Moderna has also built a dedicated manufacturing facility in Marlborough, Massachusetts, purpose-built for its individualized neoantigen therapy, featuring advanced automation and robotics that began clinical batch supply in September 2025. This is not a company coasting on pandemic glory — it is a company that used the pandemic windfall to fund the next chapter.
Moderna ended 2025 with $8.1 billion in cash and investments — a war chest that its leadership describes as the “bridge” to 2028, when the company targets a return to cash-flow breakeven as its oncology and respiratory vaccine portfolios mature. By 2028, Moderna anticipates launching up to six approved seasonal vaccine products, including a first-to-market flu and COVID combination vaccine.

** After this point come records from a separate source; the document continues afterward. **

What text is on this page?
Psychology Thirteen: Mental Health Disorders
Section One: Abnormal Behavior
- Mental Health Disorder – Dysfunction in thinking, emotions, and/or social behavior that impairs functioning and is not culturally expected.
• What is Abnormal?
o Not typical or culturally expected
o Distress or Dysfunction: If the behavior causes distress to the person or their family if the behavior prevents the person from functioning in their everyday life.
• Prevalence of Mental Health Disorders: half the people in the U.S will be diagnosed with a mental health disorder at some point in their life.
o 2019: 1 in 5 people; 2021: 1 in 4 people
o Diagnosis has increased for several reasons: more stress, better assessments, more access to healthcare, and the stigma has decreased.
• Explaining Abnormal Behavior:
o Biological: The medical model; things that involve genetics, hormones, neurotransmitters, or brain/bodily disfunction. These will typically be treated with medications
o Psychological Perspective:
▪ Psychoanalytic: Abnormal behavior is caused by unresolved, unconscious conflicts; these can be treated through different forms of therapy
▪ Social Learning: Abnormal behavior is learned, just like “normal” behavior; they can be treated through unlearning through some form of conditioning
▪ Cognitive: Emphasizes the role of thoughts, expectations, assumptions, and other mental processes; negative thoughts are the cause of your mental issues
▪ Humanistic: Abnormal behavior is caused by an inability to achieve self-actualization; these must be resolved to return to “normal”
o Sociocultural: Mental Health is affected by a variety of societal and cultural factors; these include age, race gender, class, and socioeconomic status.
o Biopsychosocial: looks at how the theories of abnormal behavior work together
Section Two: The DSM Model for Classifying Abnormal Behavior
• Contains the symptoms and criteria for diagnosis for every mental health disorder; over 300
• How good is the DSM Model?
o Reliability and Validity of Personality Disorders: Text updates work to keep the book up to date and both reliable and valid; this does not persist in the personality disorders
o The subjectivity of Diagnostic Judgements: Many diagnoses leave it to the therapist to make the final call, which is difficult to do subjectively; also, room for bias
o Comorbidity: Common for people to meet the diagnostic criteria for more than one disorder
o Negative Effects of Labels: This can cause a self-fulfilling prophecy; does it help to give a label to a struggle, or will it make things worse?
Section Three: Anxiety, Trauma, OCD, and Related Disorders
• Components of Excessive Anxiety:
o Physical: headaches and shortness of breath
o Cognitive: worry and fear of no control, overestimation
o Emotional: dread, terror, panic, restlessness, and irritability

What Moderna Means for Boston
It would be easy to tell Moderna’s story as a national or global story — and it is. But it is also, inescapably, a Boston story. The idea that became Moderna was born in a Harvard lab. It was incubated by a Cambridge venture studio. It was built by researchers who commuted to Kendall Square. The manufacturing facilities that produced hundreds of millions of doses are in Massachusetts.
And the scientists who are now racing to build a personalized cancer vaccine — one that could potentially do for oncology what the COVID vaccine did for infectious disease — are doing that work a few miles from the same lab where Derrick Rossi stayed late one night in 2009 and figured out how to rewrite the instructions inside a human cell.
That is the thing about Boston’s biotech ecosystem that the numbers only partially capture. The breakthroughs do not come from nowhere. They come from a city that has spent decades building the conditions for exactly this kind of impossible-seeming thing to become real.
Moderna was impossible. And then it wasn’t.